# KARO syrup instead of invert sugar??



## seth8530 (Jun 14, 2010)

I was looking around inside the pantry today and i happend across a large bottle of karo syrup. And then i thought struck my mind... Karo is just sugar water that has had most of the water boiled out... Sounds a lot like inverted sugar to me...

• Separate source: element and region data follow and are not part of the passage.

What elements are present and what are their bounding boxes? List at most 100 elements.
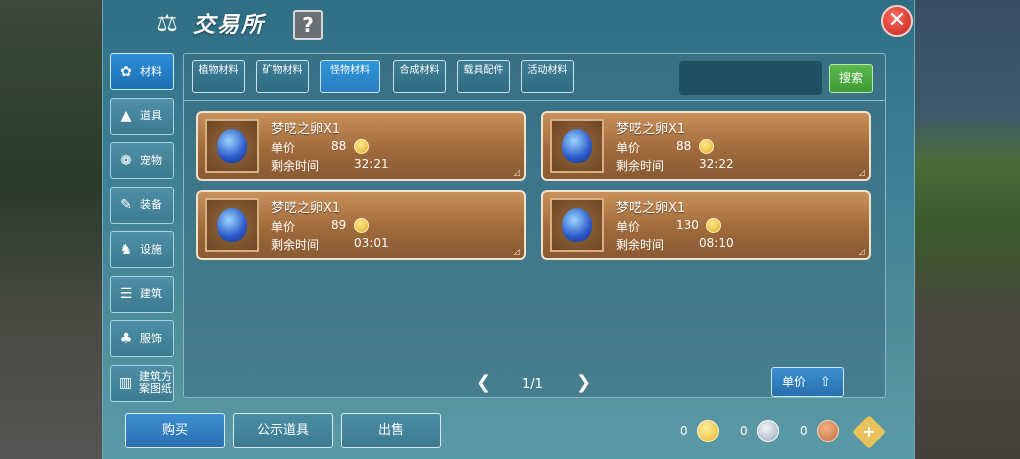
gold-coin-icon bbox=[354, 139, 369, 154]
side-tabs: ✿ 材料 ▲ 道具 ❁ 宠物 ✎ 装备 ♞ 设施 ☰ 建筑 ♣ 服饰 ▥ 建筑方 bbox=[110, 53, 175, 409]
materials-icon: ✿ bbox=[120, 63, 132, 80]
time-value: 08:10 bbox=[699, 236, 734, 250]
prev-page-button[interactable]: ❮ bbox=[476, 372, 491, 393]
listing-card[interactable]: 梦呓之卵X1 单价 88 剩余时间 32:22 ◿ bbox=[541, 111, 871, 181]
clothing-icon: ♣ bbox=[119, 330, 133, 347]
silver-amount: 0 bbox=[740, 424, 748, 438]
side-tab-materials[interactable]: ✿ 材料 bbox=[110, 53, 174, 90]
dream-egg-icon bbox=[217, 208, 247, 242]
item-name: 梦呓之卵X1 bbox=[616, 201, 686, 216]
search-button[interactable]: 搜索 bbox=[829, 64, 873, 93]
listing-area: 植物材料 矿物材料 怪物材料 合成材料 载具配件 活动材料 搜索 梦呓之卵X1 … bbox=[183, 53, 886, 398]
corner-mark-icon: ◿ bbox=[858, 247, 865, 256]
tab-monster-materials[interactable]: 怪物材料 bbox=[320, 60, 380, 93]
side-tab-label: 建筑 bbox=[140, 287, 162, 300]
price-label: 单价 bbox=[616, 141, 641, 155]
add-currency-button[interactable]: + bbox=[852, 415, 886, 449]
sort-label: 单价 bbox=[782, 375, 807, 389]
dream-egg-icon bbox=[562, 129, 592, 163]
item-name: 梦呓之卵X1 bbox=[271, 201, 341, 216]
time-value: 32:22 bbox=[699, 157, 734, 171]
scale-icon: ⚖ bbox=[156, 9, 178, 37]
corner-mark-icon: ◿ bbox=[513, 247, 520, 256]
public-items-button[interactable]: 公示道具 bbox=[233, 413, 333, 448]
side-tab-label: 道具 bbox=[140, 109, 162, 122]
side-tab-label: 材料 bbox=[140, 64, 162, 78]
gold-coin-icon bbox=[706, 218, 721, 233]
side-tab-items[interactable]: ▲ 道具 bbox=[110, 97, 174, 135]
time-label: 剩余时间 bbox=[616, 159, 665, 173]
page-title: 交易所 bbox=[193, 13, 266, 38]
time-label: 剩余时间 bbox=[271, 159, 320, 173]
side-tab-pets[interactable]: ❁ 宠物 bbox=[110, 142, 174, 179]
plus-icon: + bbox=[862, 422, 876, 441]
facility-icon: ♞ bbox=[119, 241, 133, 258]
gold-coin-icon bbox=[354, 218, 369, 233]
item-thumbnail bbox=[205, 198, 259, 252]
search-input[interactable] bbox=[679, 61, 822, 95]
building-icon: ☰ bbox=[119, 286, 133, 302]
side-tab-facilities[interactable]: ♞ 设施 bbox=[110, 231, 174, 268]
item-thumbnail bbox=[550, 198, 604, 252]
background-left bbox=[0, 0, 102, 459]
pet-icon: ❁ bbox=[120, 152, 132, 169]
silver-coin-icon bbox=[757, 420, 779, 442]
side-tab-buildings[interactable]: ☰ 建筑 bbox=[110, 275, 174, 313]
tab-plant-materials[interactable]: 植物材料 bbox=[192, 60, 245, 93]
listing-card[interactable]: 梦呓之卵X1 单价 88 剩余时间 32:21 ◿ bbox=[196, 111, 526, 181]
background-right bbox=[915, 0, 1020, 459]
sort-arrow-icon: ⇧ bbox=[819, 375, 831, 390]
item-name: 梦呓之卵X1 bbox=[616, 122, 686, 137]
divider bbox=[184, 100, 885, 101]
side-tab-equipment[interactable]: ✎ 装备 bbox=[110, 186, 174, 224]
buy-button[interactable]: 购买 bbox=[125, 413, 225, 448]
time-label: 剩余时间 bbox=[616, 238, 665, 252]
price-label: 单价 bbox=[616, 220, 641, 234]
dream-egg-icon bbox=[562, 208, 592, 242]
time-value: 03:01 bbox=[354, 236, 389, 250]
item-thumbnail bbox=[550, 119, 604, 173]
tab-vehicle-parts[interactable]: 载具配件 bbox=[457, 60, 510, 93]
side-tab-blueprints[interactable]: ▥ 建筑方案图纸 bbox=[110, 364, 174, 402]
equipment-icon: ✎ bbox=[120, 197, 132, 213]
time-value: 32:21 bbox=[354, 157, 389, 171]
side-tab-label: 设施 bbox=[140, 242, 162, 256]
corner-mark-icon: ◿ bbox=[858, 168, 865, 177]
tab-mineral-materials[interactable]: 矿物材料 bbox=[256, 60, 309, 93]
listing-card[interactable]: 梦呓之卵X1 单价 130 剩余时间 08:10 ◿ bbox=[541, 190, 871, 260]
side-tab-label: 服饰 bbox=[140, 331, 162, 345]
help-button[interactable]: ? bbox=[293, 10, 323, 40]
gold-amount: 0 bbox=[680, 424, 688, 438]
close-button[interactable]: ✕ bbox=[881, 5, 913, 37]
side-tab-clothing[interactable]: ♣ 服饰 bbox=[110, 320, 174, 357]
price-value: 88 bbox=[331, 139, 347, 153]
price-label: 单价 bbox=[271, 141, 296, 155]
blueprint-icon: ▥ bbox=[118, 375, 133, 391]
item-name: 梦呓之卵X1 bbox=[271, 122, 341, 137]
corner-mark-icon: ◿ bbox=[513, 168, 520, 177]
side-tab-label: 装备 bbox=[140, 198, 162, 211]
price-value: 130 bbox=[676, 218, 699, 232]
side-tab-label: 宠物 bbox=[140, 153, 162, 167]
price-value: 88 bbox=[676, 139, 692, 153]
title-bar: ⚖ 交易所 ? ✕ bbox=[103, 0, 914, 50]
copper-amount: 0 bbox=[800, 424, 808, 438]
item-thumbnail bbox=[205, 119, 259, 173]
sort-by-price-button[interactable]: 单价 ⇧ bbox=[771, 367, 844, 397]
item-icon: ▲ bbox=[120, 108, 132, 124]
side-tab-label: 建筑方案图纸 bbox=[139, 370, 172, 395]
exchange-panel: ⚖ 交易所 ? ✕ ✿ 材料 ▲ 道具 ❁ 宠物 ✎ 装备 ♞ 设施 ☰ 建筑 bbox=[102, 0, 915, 459]
price-label: 单价 bbox=[271, 220, 296, 234]
gold-coin-icon bbox=[699, 139, 714, 154]
tab-event-materials[interactable]: 活动材料 bbox=[521, 60, 574, 93]
price-value: 89 bbox=[331, 218, 347, 232]
page-indicator: 1/1 bbox=[522, 377, 543, 392]
copper-coin-icon bbox=[817, 420, 839, 442]
dream-egg-icon bbox=[217, 129, 247, 163]
sell-button[interactable]: 出售 bbox=[341, 413, 441, 448]
tab-crafted-materials[interactable]: 合成材料 bbox=[393, 60, 446, 93]
listing-card[interactable]: 梦呓之卵X1 单价 89 剩余时间 03:01 ◿ bbox=[196, 190, 526, 260]
time-label: 剩余时间 bbox=[271, 238, 320, 252]
gold-coin-icon bbox=[697, 420, 719, 442]
next-page-button[interactable]: ❯ bbox=[576, 372, 591, 393]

So i was thinking why not use this instead of granulated sugar or sugar you invert yourself? Seems a heck of a lot easier to me. Does anyone here have XP with this? Im thinking about using it to step feed yeast.


----------



## bigabyte (Jun 14, 2010)

I have no experience with it but thought this info from their website may help...


Q. What is corn syrup?
A. Corn syrup is a mildly sweet, concentrated solution of dextrose and other sugars derived from corn starch. It is naturally sweet. Corn syrup contains between 15% to 20% dextrose (glucose) and a mixture of various other types of sugar.

Q. What is the difference between Karo light and dark corn syrup?
A. Karo light corn syrup is a mixture of corn syrup and is flavored with salt and pure vanilla. It is clear and colorless, with a moderately sweet flavor.
Karo dark corn syrup is a mixture of corn syrup and a small amount of refiners' syrup (a cane sugar product with a molasses-like flavor). Caramel flavor, sodium benzoate (a preservative), salt, and caramel color are added. Dark corn syrup has a rich brown color and distinctive flavor.


----------



## seth8530 (Jun 16, 2010)

i just used some karo as a invert substitute and it seems to be working pretty well so far. The karo im using doesnt have preservatives so that might be helping too.


----------